Earliest Expansion (596–814). In 596 Gregory sent some 40 monks to convert the Anglo-Saxons. Their superior, Augustine, became the first archbishop of Canterbury. Despite numerous setbacks, the work progressed, and sees and monasteries were founded. Saint Paulinus was among the second group of monks sent by Gregory to help Augustine. In 625 he became a bishop and moved to the north of England where he eventually undertook the evangelization of the people. There was tension between the monks following the Rule of Benedict and those following Irish customaries, especially those who came from Iona. By 663 the tension was resolved in favor of the Roman Benedictine tradition. By 685 the Anglo-Saxon kingdoms had embraced Christianity.
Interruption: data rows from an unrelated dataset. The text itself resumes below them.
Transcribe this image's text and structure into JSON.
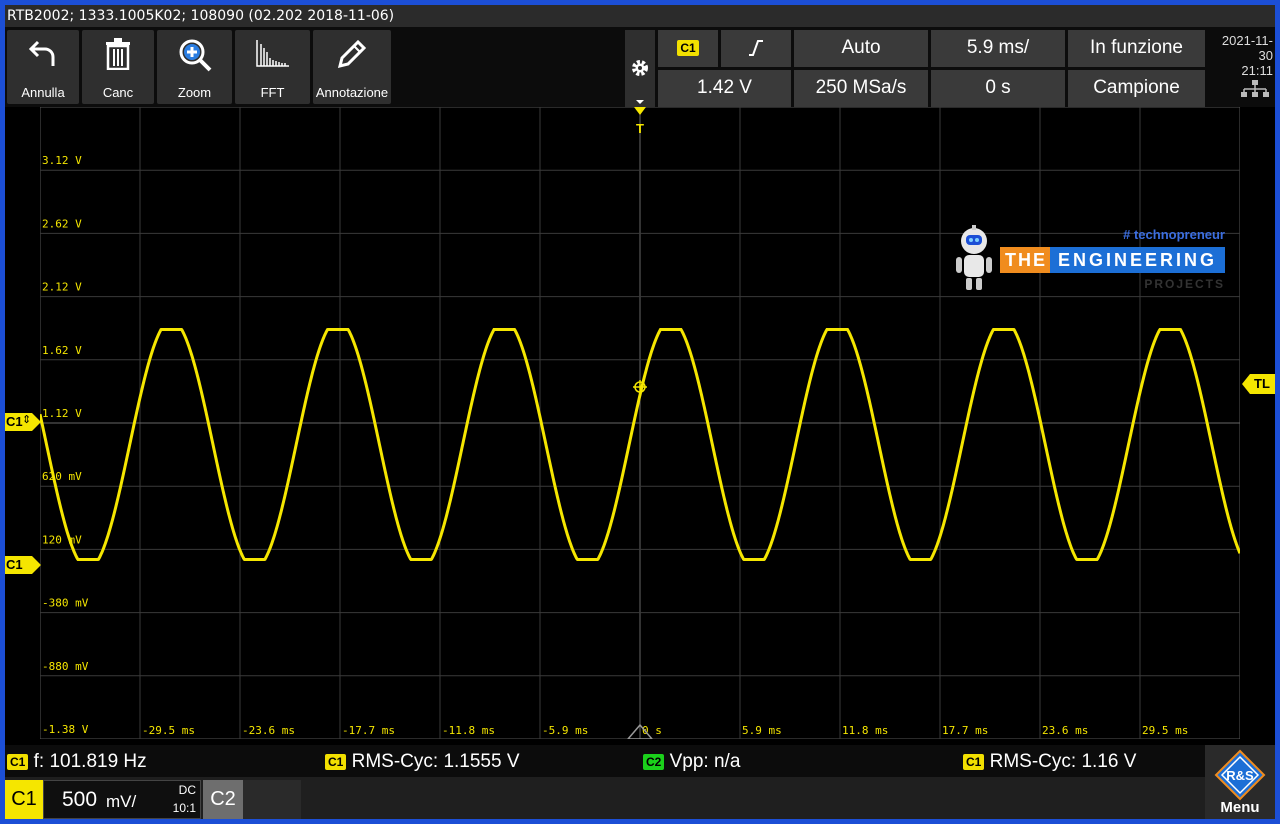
{
  "title": "RTB2002; 1333.1005K02; 108090 (02.202 2018-11-06)",
  "toolbar": {
    "undo": "Annulla",
    "delete": "Canc",
    "zoom": "Zoom",
    "fft": "FFT",
    "annotation": "Annotazione"
  },
  "trigger": {
    "source": "C1",
    "slope_icon": "rising-edge-icon",
    "mode": "Auto",
    "timebase": "5.9 ms/",
    "run_state": "In funzione",
    "level": "1.42 V",
    "sample_rate": "250 MSa/s",
    "position": "0 s",
    "acquisition": "Campione"
  },
  "datetime": {
    "date": "2021-11-30",
    "time": "21:11"
  },
  "watermark": {
    "tag": "# technopreneur",
    "word1": "THE",
    "word2": "ENGINEERING",
    "word3": "PROJECTS"
  },
  "markers": {
    "trigger_top": "T",
    "trigger_level": "TL",
    "channel_offset": "C1",
    "channel_ground": "C1"
  },
  "colors": {
    "trace": "#f5e600",
    "grid": "#3a3a3a",
    "accent_blue": "#1c4fd6",
    "ch2": "#1bd11b"
  },
  "chart_data": {
    "type": "line",
    "series": [
      {
        "values": "sine",
        "frequency_hz": 101.819,
        "vmin": 0.04,
        "vmax": 1.86
      }
    ],
    "x_ticks": [
      "-29.5 ms",
      "-23.6 ms",
      "-17.7 ms",
      "-11.8 ms",
      "-5.9 ms",
      "0 s",
      "5.9 ms",
      "11.8 ms",
      "17.7 ms",
      "23.6 ms",
      "29.5 ms"
    ],
    "y_ticks": [
      "3.12 V",
      "2.62 V",
      "2.12 V",
      "1.62 V",
      "1.12 V",
      "620 mV",
      "120 mV",
      "-380 mV",
      "-880 mV",
      "-1.38 V"
    ],
    "xlim": [
      -35.4,
      35.4
    ],
    "ylim": [
      -1.38,
      3.62
    ],
    "grid": true
  },
  "measurements": [
    {
      "ch": "C1",
      "text": "f: 101.819 Hz"
    },
    {
      "ch": "C1",
      "text": "RMS-Cyc: 1.1555 V"
    },
    {
      "ch": "C2",
      "text": "Vpp: n/a"
    },
    {
      "ch": "C1",
      "text": "RMS-Cyc: 1.16 V"
    }
  ],
  "channels": {
    "c1_label": "C1",
    "c1_scale": "500",
    "c1_unit": "mV/",
    "c1_coupling": "DC",
    "c1_probe": "10:1",
    "c2_label": "C2"
  },
  "menu": {
    "label": "Menu",
    "logo": "R&S"
  }
}
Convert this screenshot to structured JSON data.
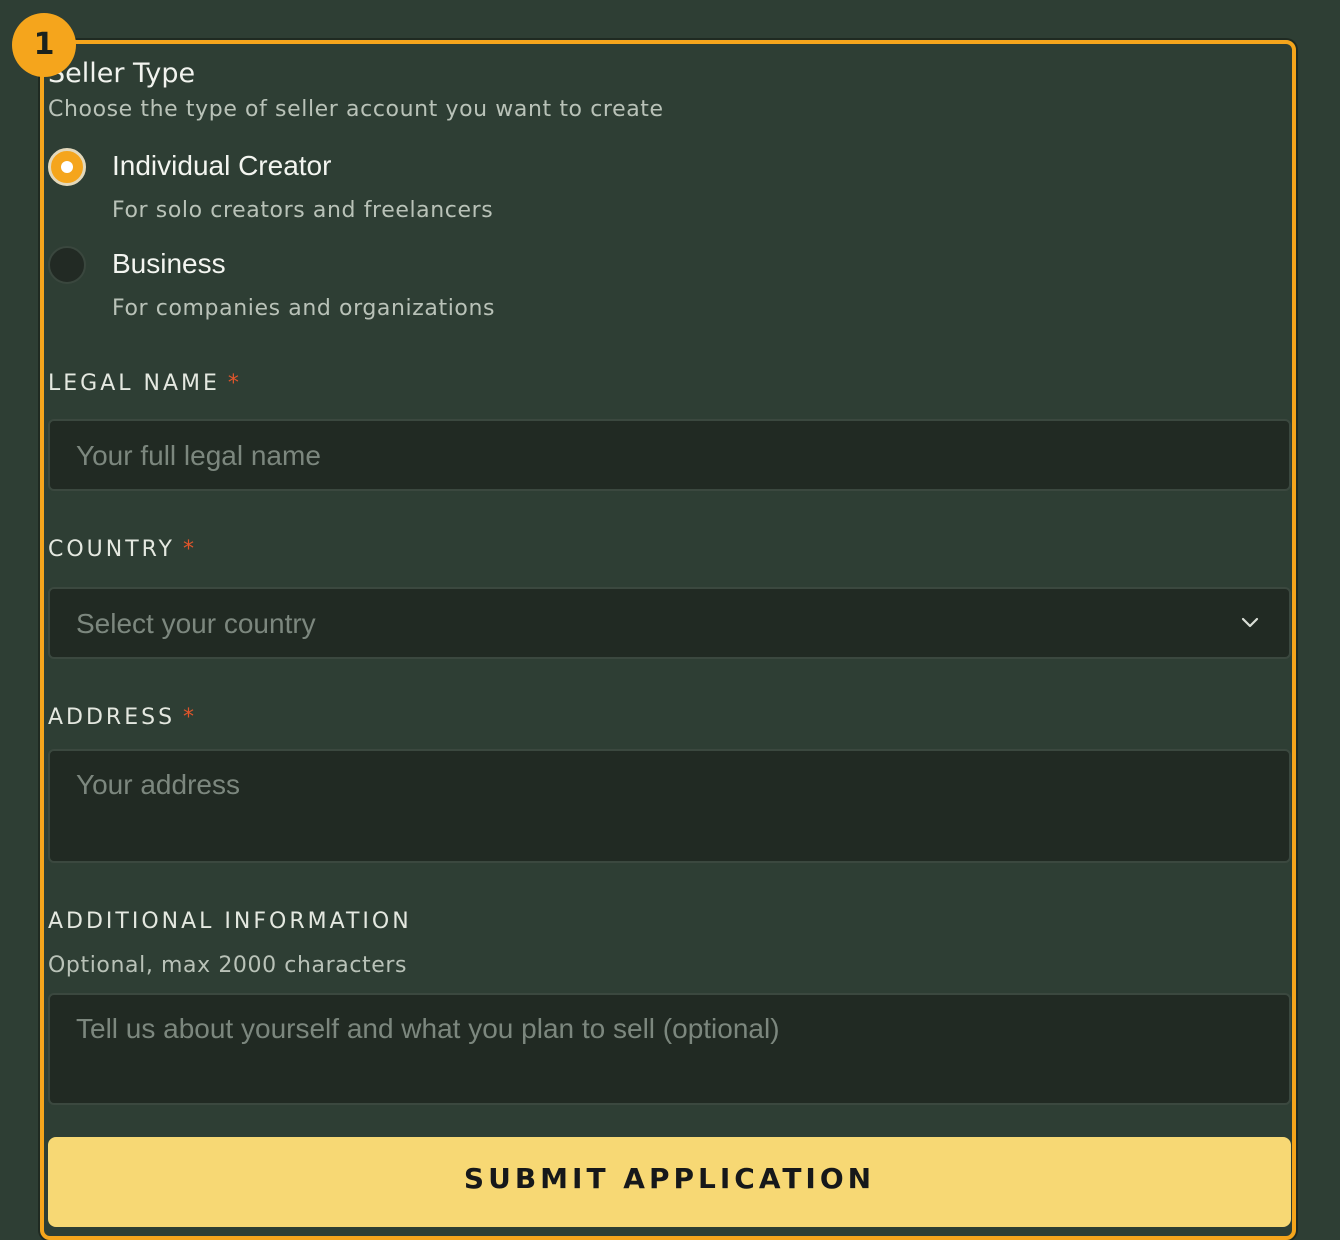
{
  "step_badge": "1",
  "seller_type": {
    "title": "Seller Type",
    "subtitle": "Choose the type of seller account you want to create",
    "options": [
      {
        "label": "Individual Creator",
        "description": "For solo creators and freelancers",
        "selected": true
      },
      {
        "label": "Business",
        "description": "For companies and organizations",
        "selected": false
      }
    ]
  },
  "legal_name": {
    "label": "LEGAL NAME",
    "required_marker": "*",
    "placeholder": "Your full legal name",
    "value": ""
  },
  "country": {
    "label": "COUNTRY",
    "required_marker": "*",
    "selected_text": "Select your country"
  },
  "address": {
    "label": "ADDRESS",
    "required_marker": "*",
    "placeholder": "Your address",
    "value": ""
  },
  "additional_info": {
    "label": "ADDITIONAL INFORMATION",
    "help": "Optional, max 2000 characters",
    "placeholder": "Tell us about yourself and what you plan to sell (optional)",
    "value": ""
  },
  "submit": {
    "label": "SUBMIT APPLICATION"
  },
  "colors": {
    "background": "#2e3e34",
    "accent": "#f5a51c",
    "submit_bg": "#f7d874",
    "required": "#e0552b",
    "input_bg": "#212a23"
  }
}
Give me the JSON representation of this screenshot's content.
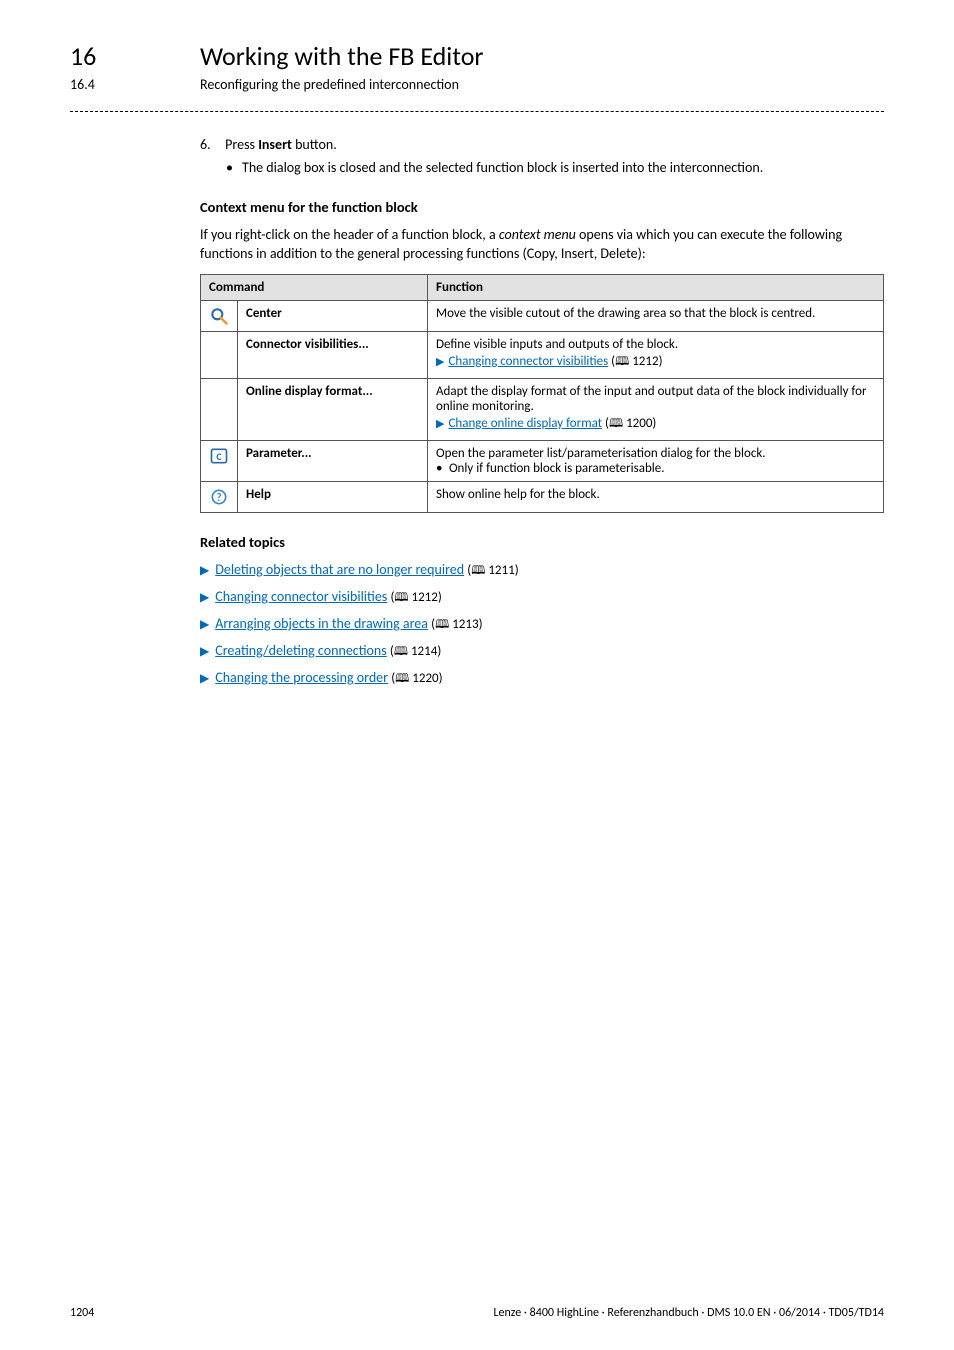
{
  "header": {
    "chapter_number": "16",
    "chapter_title": "Working with the FB Editor",
    "section_number": "16.4",
    "section_title": "Reconfiguring the predefined interconnection"
  },
  "step": {
    "number": "6.",
    "pre": "Press ",
    "bold": "Insert",
    "post": " button.",
    "sub_bullet": "The dialog box is closed and the selected function block is inserted into the interconnection."
  },
  "context_heading": "Context menu for the function block",
  "context_para_pre": "If you right-click on the header of a function block, a ",
  "context_para_em": "context menu",
  "context_para_post": " opens via which you can execute the following functions in addition to the general processing functions (Copy, Insert, Delete):",
  "table": {
    "head_command": "Command",
    "head_function": "Function",
    "rows": {
      "center": {
        "label": "Center",
        "desc": "Move the visible cutout of the drawing area so that the block is centred."
      },
      "connector": {
        "label": "Connector visibilities...",
        "desc": "Define visible inputs and outputs of the block.",
        "link_text": "Changing connector visibilities",
        "link_page": "1212"
      },
      "online": {
        "label": "Online display format...",
        "desc": "Adapt the display format of the input and output data of the block individually for online monitoring.",
        "link_text": "Change online display format",
        "link_page": "1200"
      },
      "parameter": {
        "label": "Parameter...",
        "desc": "Open the parameter list/parameterisation dialog for the block.",
        "bullet": "Only if function block is parameterisable."
      },
      "help": {
        "label": "Help",
        "desc": "Show online help for the block."
      }
    }
  },
  "related": {
    "heading": "Related topics",
    "items": [
      {
        "text": "Deleting objects that are no longer required",
        "page": "1211"
      },
      {
        "text": "Changing connector visibilities",
        "page": "1212"
      },
      {
        "text": "Arranging objects in the drawing area",
        "page": "1213"
      },
      {
        "text": "Creating/deleting connections",
        "page": "1214"
      },
      {
        "text": "Changing the processing order",
        "page": "1220"
      }
    ]
  },
  "footer": {
    "page": "1204",
    "right": "Lenze · 8400 HighLine · Referenzhandbuch · DMS 10.0 EN · 06/2014 · TD05/TD14"
  }
}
Flourishing schools became the source of a brilliant culture, which reached its zenith in the life and writings of Bede. En route to Britain, Augustine's mission of 596 had made the Rule of Benedict known in the Frankish kingdom, where the predominant monastic influence was that of the Irish monk Columban. His harsh observance diminished in prestige after his death in 615, and from 629 it was supplemented and eventually supplanted by the Rule of Benedict. The transfer of Benedict's relics from the desolate site of Monte Cassino to Saint-Benoît-sur-Loire (c. 672) gave the latter monastery an unrivaled renown among the increasingly numerous Frankish monasteries.
Anglo-Saxon Benedictinism was marked by a strong attraction toward missionary activity. The evangelization of Frisia, undertaken by Wilfrid, Bishop of York, in 678, was resumed in 690 by Willibrord, who in 696 established the See of Utrecht as his base. His plans for Denmark were premature, but in southern Frisia he was
highly successful. Beyond the Rhine, Benedictinism was first planted at Reichenau, founded by a Frankish monk, Pirmin, in 724. At least eight other houses quickly developed in Alamannia, all under his jurisdiction. Farther north, Kaiserswerth, established by the Anglo-Saxon Swithbert, became a center of the apostolate in its region. Central Germany was the field of another Anglo-Saxon, Boniface, whose missionary methods became a model for subsequent evangelization. He assisted Willibrord in southern Frisia from 719 to 722, when he was ordained bishop by Pope Gregory II and commissioned to evangelize Hesse and Thuringia. While being careful to keep in close contact with Rome, he developed a number of monasteries, the most important being Fulda (744). He organized the Church in the newly converted lands, reinvigorated and reorganized the Bavarian Church, persuaded the Bavarian monasteries to adopt the Rule of Benedict, and inaugurated the urgently needed reform of the Frankish Church. In 753 he proceeded to the still pagan area of northern Frisia, where he was martyred in 754.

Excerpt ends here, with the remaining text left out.